Mukherjee Debraj, Carico Christine, Nuño Miriam, Patil Chirag G
Department of Neurosurgery, Maxine Dunitz Neurosurgical Institute, Cedars Sinai Medical Center, Los Angeles, CA 90048.
Surg Neurol Int. 2011;2:105. doi: 10.4103/2152-7806.83387. Epub 2011 Jul 30.
Our aim was to identify the preoperative factors associated with a greater risk of poor inpatient outcomes in those undergoing resection of hypothalamic hamartomas.
We performed a multi-institutional retrospective cohort analysis via the Nationwide Inpatient Sample (1998 - 2007). Patients of any age who underwent resection of hypothalamic hamartomas were identified by ICD-9 coding. The primary outcomes included inpatient complications, length of stay (LOS), and total charges. Multivariate regression models were constructed to analyze the outcomes.

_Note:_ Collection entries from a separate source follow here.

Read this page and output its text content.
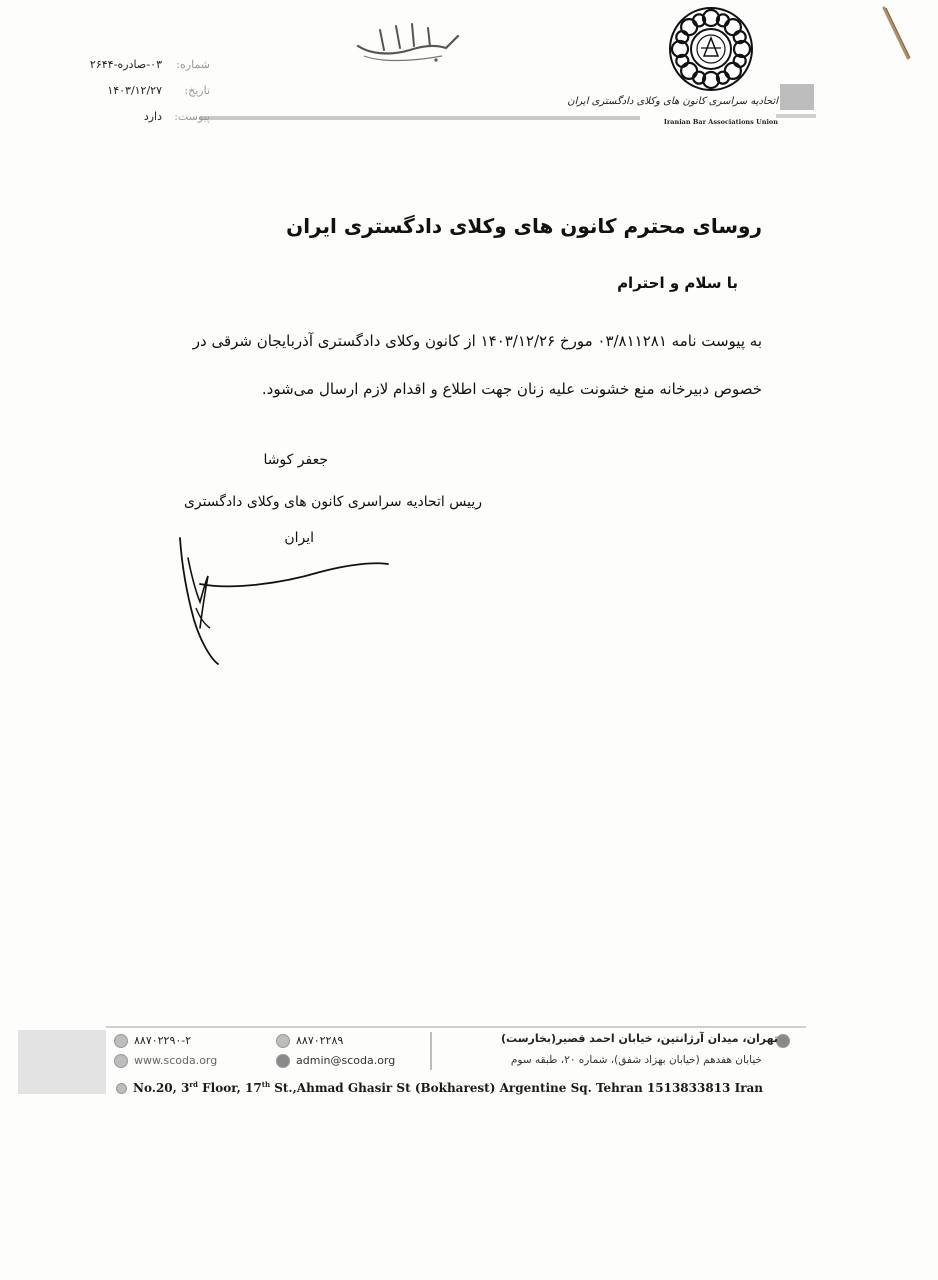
اتحادیه سراسری کانون های وکلای دادگستری ایران
Iranian Bar Associations Union
شماره:
۰۳-صادره-۲۶۴۴
تاریخ:
۱۴۰۳/۱۲/۲۷
پیوست:
دارد
روسای محترم کانون های وکلای دادگستری ایران
با سلام و احترام
به پیوست نامه ۰۳/۸۱۱۲۸۱ مورخ ۱۴۰۳/۱۲/۲۶ از کانون وکلای دادگستری آذربایجان شرقی در
خصوص دبیرخانه منع خشونت علیه زنان جهت اطلاع و اقدام لازم ارسال می‌شود.
جعفر کوشا
رییس اتحادیه سراسری کانون های وکلای دادگستری
ایران
۸۸۷۰۲۲۹۰-۲
www.scoda.org
۸۸۷۰۲۲۸۹
admin@scoda.org
تهران، میدان آرژانتین، خیابان احمد قصیر(بخارست)
خیابان هفدهم (خیابان بهزاد شفق)، شماره ۲۰، طبقه سوم
No.20, 3rd Floor, 17th St.,Ahmad Ghasir St (Bokharest) Argentine Sq. Tehran 1513833813 Iran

Two hundred and eighty-two patients were identified with a mean age of 27.7 years, with most being male (53.2%), Caucasian (78.9%), privately insured (69.3%), and treated electively (74.7%) at academic centers (91.7%). A majority (82.2%) had Elixhauser comorbidity scores of < 1, indicating few comorbidities. No inpatient deaths were reported. Mean LOS was 7.39 days and the mean total hospital charges were $53,935. Overall, 19.5% developed an inpatient complication, primarily stroke (16.7%). Female gender, ethnic / racial minorities, higher comorbidity scores, private insurance, and non-academic hospitals were associated with greater LOS and total charges. Private insurance (Odds Ratio, OR: 1.59, P = 0.045) and academic hospitals (OR: 1.43, P = 0.008) were associated with significantly higher odds of any complication. Minority race / ethnicity was associated with a minimal increase in the odds of postoperative stroke (OR: 1.02, P < 0.001) relative to Caucasians.

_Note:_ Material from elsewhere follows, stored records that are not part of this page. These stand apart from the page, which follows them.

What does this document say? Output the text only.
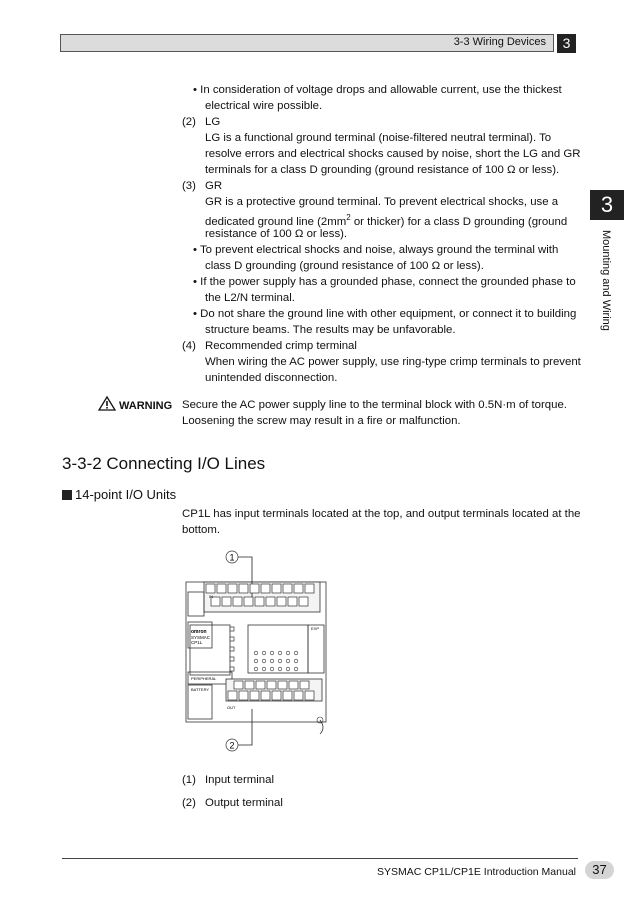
3-3 Wiring Devices	3
3
Mounting and Wiring
• In consideration of voltage drops and allowable current, use the thickest
electrical wire possible.
(2) LG
LG is a functional ground terminal (noise-filtered neutral terminal). To
resolve errors and electrical shocks caused by noise, short the LG and GR
terminals for a class D grounding (ground resistance of 100 Ω or less).
(3) GR
GR is a protective ground terminal. To prevent electrical shocks, use a
dedicated ground line ($2mm^2$ or thicker) for a class D grounding (ground
resistance of 100 Ω or less).
• To prevent electrical shocks and noise, always ground the terminal with
class D grounding (ground resistance of 100 Ω or less).
• If the power supply has a grounded phase, connect the grounded phase to
the L2/N terminal.
• Do not share the ground line with other equipment, or connect it to building
structure beams. The results may be unfavorable.
(4) Recommended crimp terminal
When wiring the AC power supply, use ring-type crimp terminals to prevent
unintended disconnection.
WARNING Secure the AC power supply line to the terminal block with 0.5N·m of torque.
Loosening the screw may result in a fire or malfunction.
3-3-2 Connecting I/O Lines
14-point I/O Units
CP1L has input terminals located at the top, and output terminals located at the
bottom.
1
2
omron
SYSMAC
CP1L
PERIPHERAL
BATTERY
EXP
IN
OUT
(1) Input terminal
(2) Output terminal
SYSMAC CP1L/CP1E Introduction Manual	37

Through an analysis of a 10-year multi-institutional database, we have described the surgical outcomes of patients undergoing resection of hypothalamic hamartomas. Results demonstrate significant inpatient morbidity, particularly postoperative stroke. Patient- and institution-level factors should be considered in determining the perioperative risk for such patients.
我们的目的是确定下丘脑错构瘤切除术患者住院结局不佳风险较高的术前因素。
我们通过全国住院患者样本(1998 - 2007年)进行了一项多机构回顾性队列分析。通过ICD - 9编码识别接受下丘脑错构瘤切除术的任何年龄患者。主要结局包括住院并发症、住院时间(LOS)和总费用。构建多变量回归模型以分析结局。

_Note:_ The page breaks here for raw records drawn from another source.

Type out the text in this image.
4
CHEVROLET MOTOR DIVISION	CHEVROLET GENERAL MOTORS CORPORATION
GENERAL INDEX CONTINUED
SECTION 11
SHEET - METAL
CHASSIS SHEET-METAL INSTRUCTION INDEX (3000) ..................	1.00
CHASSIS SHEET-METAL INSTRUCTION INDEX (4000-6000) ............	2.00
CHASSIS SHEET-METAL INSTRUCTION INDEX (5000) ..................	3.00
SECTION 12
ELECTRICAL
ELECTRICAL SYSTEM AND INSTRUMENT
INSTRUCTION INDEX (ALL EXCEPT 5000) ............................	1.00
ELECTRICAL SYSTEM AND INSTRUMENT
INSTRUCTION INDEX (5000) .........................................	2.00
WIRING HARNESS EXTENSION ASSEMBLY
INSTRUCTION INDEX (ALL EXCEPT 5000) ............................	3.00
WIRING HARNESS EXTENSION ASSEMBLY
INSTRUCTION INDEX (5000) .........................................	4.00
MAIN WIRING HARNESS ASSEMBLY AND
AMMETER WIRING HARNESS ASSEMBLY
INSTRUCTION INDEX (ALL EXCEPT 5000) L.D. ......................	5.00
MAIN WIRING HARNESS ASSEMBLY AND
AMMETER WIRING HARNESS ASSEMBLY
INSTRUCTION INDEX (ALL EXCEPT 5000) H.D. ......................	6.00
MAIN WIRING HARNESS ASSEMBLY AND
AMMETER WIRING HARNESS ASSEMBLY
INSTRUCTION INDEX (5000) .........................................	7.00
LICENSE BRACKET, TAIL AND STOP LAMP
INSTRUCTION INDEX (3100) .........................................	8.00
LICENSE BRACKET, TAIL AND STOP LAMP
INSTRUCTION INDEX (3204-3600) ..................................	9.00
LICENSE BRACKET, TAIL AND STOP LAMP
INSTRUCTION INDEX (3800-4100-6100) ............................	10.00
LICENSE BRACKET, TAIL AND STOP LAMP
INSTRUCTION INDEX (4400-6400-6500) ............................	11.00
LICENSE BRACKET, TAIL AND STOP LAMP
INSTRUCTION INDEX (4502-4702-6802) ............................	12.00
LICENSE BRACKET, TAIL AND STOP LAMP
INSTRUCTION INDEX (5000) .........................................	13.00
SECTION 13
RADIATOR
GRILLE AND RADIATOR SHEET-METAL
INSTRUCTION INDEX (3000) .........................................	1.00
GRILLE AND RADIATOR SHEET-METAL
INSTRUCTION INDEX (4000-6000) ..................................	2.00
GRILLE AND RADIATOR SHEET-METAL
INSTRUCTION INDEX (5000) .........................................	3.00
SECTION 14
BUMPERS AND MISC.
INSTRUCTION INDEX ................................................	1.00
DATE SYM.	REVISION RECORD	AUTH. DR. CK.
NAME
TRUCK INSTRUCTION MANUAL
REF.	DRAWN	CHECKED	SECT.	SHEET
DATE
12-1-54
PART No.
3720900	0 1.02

共识别出282例患者,平均年龄27.7岁,大多数为男性(53.2%)、白种人(78.9%)、有私人保险(69.3%),并在学术中心(91.7%)接受择期治疗(74.7%)。大多数(82.2%)的埃利克斯豪泽合并症评分为<1,表明合并症较少。未报告住院死亡病例。平均住院时间为7.39天,平均总住院费用为53,935美元。总体而言,19.5%的患者出现住院并发症,主要是中风(16.7%)。女性、少数族裔/种族、较高的合并症评分、私人保险和非学术医院与更长的住院时间和更高的总费用相关。私人保险(优势比,OR:1.59,P = 0.045)和学术医院(OR:1.43,P = 0.008)与任何并发症的显著更高几率相关。相对于白种人,少数族裔种族与术后中风几率的最小增加相关(OR:1.02,P < 0.001)。
通过对一个10年多机构数据库的分析,我们描述了接受下丘脑错构瘤切除术患者的手术结局。结果显示住院患者有显著的发病率,尤其是术后中风。在确定此类患者的围手术期风险时应考虑患者和机构层面的因素。